Measured at the 2024 NFL Combine: 6-foot-3 7/8, 305 pounds, 31 5/8-inch arms, 77 5/8-inch wingspan, 9 3/4-inch hands

Combine results: 4.94-second 40-yard dash, 4.28-second shuttle, 7.16-second three cone, 32.5-inch vertical, 9-foot-4 broad

RAS: 9.98 as a center, 9.77 as a guard

Tanor Bortolini RAS


Bortolini has seen his stock rise after solid performances at both the 2024 Senior Bowl in Mobile, Ala., and the above NFL Combine testing numbers,

His current average position at NFL Mock Draft Database is No. 151, which puts him in the middle of the fifth round — and in a tough spot for the Steelers to take him. They don’t have a pick between their fourth rounder at No. 119 and their first of two sixth-round selections at No. 178.
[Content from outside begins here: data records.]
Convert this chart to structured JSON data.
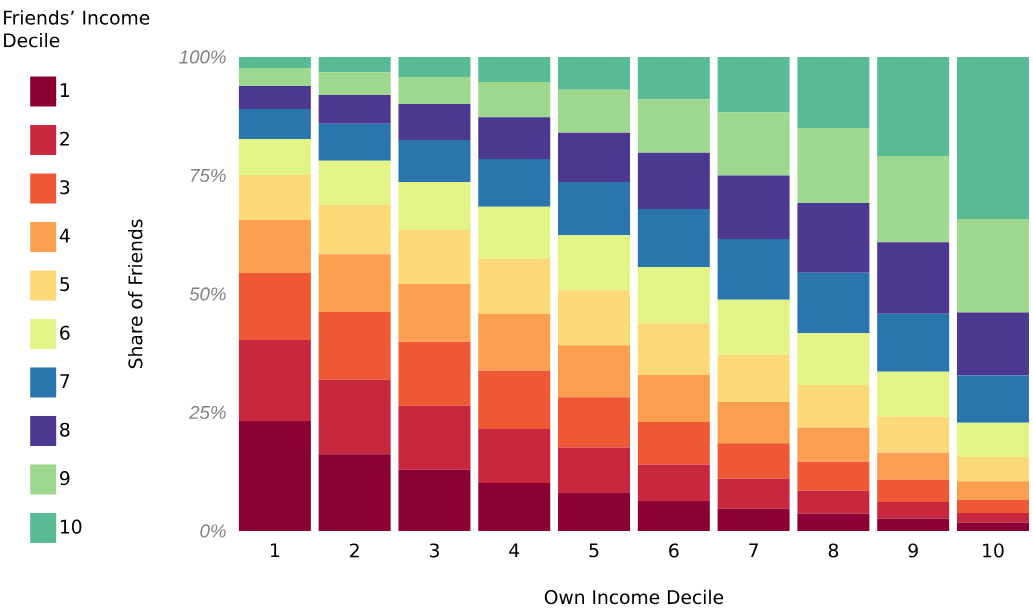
{
  "chart_data": {
    "type": "bar",
    "stacked": true,
    "xlabel": "Own Income Decile",
    "ylabel": "Share of Friends",
    "legend_title": "Friends’ Income Decile",
    "legend": "left",
    "grid": false,
    "categories": [
      "1",
      "2",
      "3",
      "4",
      "5",
      "6",
      "7",
      "8",
      "9",
      "10"
    ],
    "ylim": [
      0,
      100
    ],
    "yticks": [
      {
        "value": 0,
        "label": "0%"
      },
      {
        "value": 25,
        "label": "25%"
      },
      {
        "value": 50,
        "label": "50%"
      },
      {
        "value": 75,
        "label": "75%"
      },
      {
        "value": 100,
        "label": "100%"
      }
    ],
    "series": [
      {
        "name": "1",
        "color": "#8b0033",
        "values": [
          23.2,
          16.2,
          12.9,
          10.1,
          8.0,
          6.3,
          4.7,
          3.7,
          2.6,
          1.8
        ]
      },
      {
        "name": "2",
        "color": "#c8273d",
        "values": [
          17.1,
          15.7,
          13.5,
          11.4,
          9.6,
          7.7,
          6.3,
          4.8,
          3.5,
          2.0
        ]
      },
      {
        "name": "3",
        "color": "#ef5835",
        "values": [
          14.1,
          14.3,
          13.5,
          12.3,
          10.6,
          9.0,
          7.5,
          6.1,
          4.7,
          2.8
        ]
      },
      {
        "name": "4",
        "color": "#fa9e50",
        "values": [
          11.2,
          12.2,
          12.2,
          12.0,
          11.0,
          9.9,
          8.7,
          7.2,
          5.7,
          3.9
        ]
      },
      {
        "name": "5",
        "color": "#fbd878",
        "values": [
          9.5,
          10.4,
          11.4,
          11.6,
          11.6,
          10.9,
          10.0,
          9.0,
          7.6,
          5.1
        ]
      },
      {
        "name": "6",
        "color": "#e1f485",
        "values": [
          7.6,
          9.3,
          10.1,
          11.0,
          11.6,
          11.9,
          11.6,
          10.9,
          9.5,
          7.2
        ]
      },
      {
        "name": "7",
        "color": "#2a75ae",
        "values": [
          6.3,
          7.8,
          8.9,
          10.1,
          11.2,
          12.2,
          12.8,
          12.8,
          12.2,
          10.0
        ]
      },
      {
        "name": "8",
        "color": "#4c3890",
        "values": [
          4.9,
          6.1,
          7.6,
          8.8,
          10.4,
          11.9,
          13.4,
          14.7,
          15.1,
          13.3
        ]
      },
      {
        "name": "9",
        "color": "#9ed88f",
        "values": [
          3.8,
          4.8,
          5.7,
          7.4,
          9.1,
          11.3,
          13.3,
          15.8,
          18.2,
          19.7
        ]
      },
      {
        "name": "10",
        "color": "#58bb93",
        "values": [
          2.3,
          3.2,
          4.2,
          5.3,
          6.9,
          8.9,
          11.7,
          15.0,
          20.9,
          34.2
        ]
      }
    ]
  }
}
Tanor Bortolini NFL Mock Draft Database


The Steelers have significant needs along the offensive line, but it’s not clear that Bortolini is a perfect fit for any of them. The Steelers are in need of a tackle, either a left tackle to replace Dan Moore Jr., or a right tackle that would swap Broderick Jones to the left side and accomplish the same thing.

Though Bortolini did play some tackle at Wisconsin, his arm length and lack of explosive athleticism will likely limit him to playing inside at the NFL level.
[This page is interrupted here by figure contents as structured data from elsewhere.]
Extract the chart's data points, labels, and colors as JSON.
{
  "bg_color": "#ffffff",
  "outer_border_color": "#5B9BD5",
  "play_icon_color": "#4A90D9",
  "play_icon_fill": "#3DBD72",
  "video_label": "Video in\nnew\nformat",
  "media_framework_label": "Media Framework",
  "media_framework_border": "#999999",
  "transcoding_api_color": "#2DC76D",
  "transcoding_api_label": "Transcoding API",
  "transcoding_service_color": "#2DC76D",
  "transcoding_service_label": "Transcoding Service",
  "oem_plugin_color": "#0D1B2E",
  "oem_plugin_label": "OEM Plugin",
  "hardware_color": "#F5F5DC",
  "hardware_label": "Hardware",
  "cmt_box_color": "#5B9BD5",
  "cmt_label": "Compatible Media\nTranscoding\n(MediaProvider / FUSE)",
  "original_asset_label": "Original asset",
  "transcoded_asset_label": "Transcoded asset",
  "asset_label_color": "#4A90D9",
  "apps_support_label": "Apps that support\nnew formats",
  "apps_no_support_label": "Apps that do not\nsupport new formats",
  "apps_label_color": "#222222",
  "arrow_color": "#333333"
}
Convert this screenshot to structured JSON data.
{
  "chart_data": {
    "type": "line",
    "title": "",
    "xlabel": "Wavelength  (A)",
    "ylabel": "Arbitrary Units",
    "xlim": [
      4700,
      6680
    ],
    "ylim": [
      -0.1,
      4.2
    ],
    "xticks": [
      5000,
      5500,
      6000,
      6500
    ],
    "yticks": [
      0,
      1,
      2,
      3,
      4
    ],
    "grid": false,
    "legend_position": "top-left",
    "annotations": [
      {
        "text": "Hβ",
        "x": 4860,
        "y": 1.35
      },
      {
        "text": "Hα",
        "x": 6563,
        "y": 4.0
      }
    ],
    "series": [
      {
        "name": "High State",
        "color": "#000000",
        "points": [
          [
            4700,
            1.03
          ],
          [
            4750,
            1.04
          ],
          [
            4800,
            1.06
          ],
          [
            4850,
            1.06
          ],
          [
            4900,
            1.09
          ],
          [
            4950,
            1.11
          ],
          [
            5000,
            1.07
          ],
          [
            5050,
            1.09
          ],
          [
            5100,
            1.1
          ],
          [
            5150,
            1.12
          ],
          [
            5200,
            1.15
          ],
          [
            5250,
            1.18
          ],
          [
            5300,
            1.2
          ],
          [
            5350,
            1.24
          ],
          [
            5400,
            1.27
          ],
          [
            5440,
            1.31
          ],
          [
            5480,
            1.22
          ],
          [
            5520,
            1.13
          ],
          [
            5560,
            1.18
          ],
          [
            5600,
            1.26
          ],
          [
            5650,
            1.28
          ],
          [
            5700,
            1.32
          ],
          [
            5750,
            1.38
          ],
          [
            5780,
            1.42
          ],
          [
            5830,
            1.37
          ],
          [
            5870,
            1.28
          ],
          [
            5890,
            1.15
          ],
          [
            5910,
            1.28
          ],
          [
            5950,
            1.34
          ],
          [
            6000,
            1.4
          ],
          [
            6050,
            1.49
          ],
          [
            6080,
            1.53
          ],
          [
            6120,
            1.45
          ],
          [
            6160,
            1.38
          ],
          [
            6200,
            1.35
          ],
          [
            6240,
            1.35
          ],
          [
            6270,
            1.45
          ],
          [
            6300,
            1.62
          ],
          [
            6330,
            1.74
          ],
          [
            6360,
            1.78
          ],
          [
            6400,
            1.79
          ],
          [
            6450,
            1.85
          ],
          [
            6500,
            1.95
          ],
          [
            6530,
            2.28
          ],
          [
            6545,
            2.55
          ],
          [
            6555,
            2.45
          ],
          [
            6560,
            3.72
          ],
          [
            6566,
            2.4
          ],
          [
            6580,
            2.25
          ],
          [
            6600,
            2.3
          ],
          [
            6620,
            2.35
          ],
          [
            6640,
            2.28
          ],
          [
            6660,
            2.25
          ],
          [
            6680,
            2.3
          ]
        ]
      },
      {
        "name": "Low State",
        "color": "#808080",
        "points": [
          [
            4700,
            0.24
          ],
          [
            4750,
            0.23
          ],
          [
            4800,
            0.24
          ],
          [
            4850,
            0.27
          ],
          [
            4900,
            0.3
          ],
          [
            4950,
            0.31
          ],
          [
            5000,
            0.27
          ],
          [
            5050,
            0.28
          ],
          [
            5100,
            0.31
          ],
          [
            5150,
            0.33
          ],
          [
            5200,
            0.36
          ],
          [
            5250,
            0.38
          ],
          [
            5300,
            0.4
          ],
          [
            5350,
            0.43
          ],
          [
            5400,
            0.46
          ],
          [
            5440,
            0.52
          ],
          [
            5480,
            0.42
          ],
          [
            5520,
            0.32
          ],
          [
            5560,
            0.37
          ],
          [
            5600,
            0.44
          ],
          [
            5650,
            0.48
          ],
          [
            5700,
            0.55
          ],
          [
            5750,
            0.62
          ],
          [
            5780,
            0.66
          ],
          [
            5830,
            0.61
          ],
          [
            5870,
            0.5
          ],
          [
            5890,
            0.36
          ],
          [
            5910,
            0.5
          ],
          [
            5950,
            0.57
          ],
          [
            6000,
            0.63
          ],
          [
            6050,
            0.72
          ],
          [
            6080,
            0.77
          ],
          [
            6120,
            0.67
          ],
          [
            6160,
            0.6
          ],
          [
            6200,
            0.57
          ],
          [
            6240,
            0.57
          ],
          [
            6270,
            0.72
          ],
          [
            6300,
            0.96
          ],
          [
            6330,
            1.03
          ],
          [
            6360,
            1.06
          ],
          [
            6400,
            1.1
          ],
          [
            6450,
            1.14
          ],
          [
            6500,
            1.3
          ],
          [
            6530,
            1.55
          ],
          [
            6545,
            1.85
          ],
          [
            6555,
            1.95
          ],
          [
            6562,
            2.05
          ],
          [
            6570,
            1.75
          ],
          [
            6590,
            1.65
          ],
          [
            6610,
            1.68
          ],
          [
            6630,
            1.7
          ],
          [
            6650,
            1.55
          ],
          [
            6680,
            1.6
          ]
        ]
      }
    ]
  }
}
The Steelers have a significant need at center, as well, with Mason Cole released after two seasons as the club’s starter. Bortolini certainly fits there, and with a ton of college experience, could be a day one starter.

But he’s a lower-upside option than many of the other players the Steelers could be considering at center. Bortolini is technically very sound. He positions himself well and has a solid anchor against bigger players. He snaps the ball consistently and has the athleticism to trap and pull.

In many ways, Bortolini offers a lot of what Cole was bringing to the position, without the snapping issues. He’s not a powerhouse that’s likely to finish blockers to the ground, and he may have some trouble with true two-gap nose tackles. Bortolini can block his assignment, but he’s unlikely to open up a gaping hole with a punishing block like a Zach Frazier or Jackson Powers-Johnson.

The Steelers have traditionally been a team that puts more emphasis on the center position than most, and without any incumbent players at the position, it’s hard to envision them waiting until Day Three for an answer. But if they feel they can afford to do so, Bortolini could be a play-now option, and even if the Steelers want to address the position in future seasons, he could slide to guard or a swing backup position.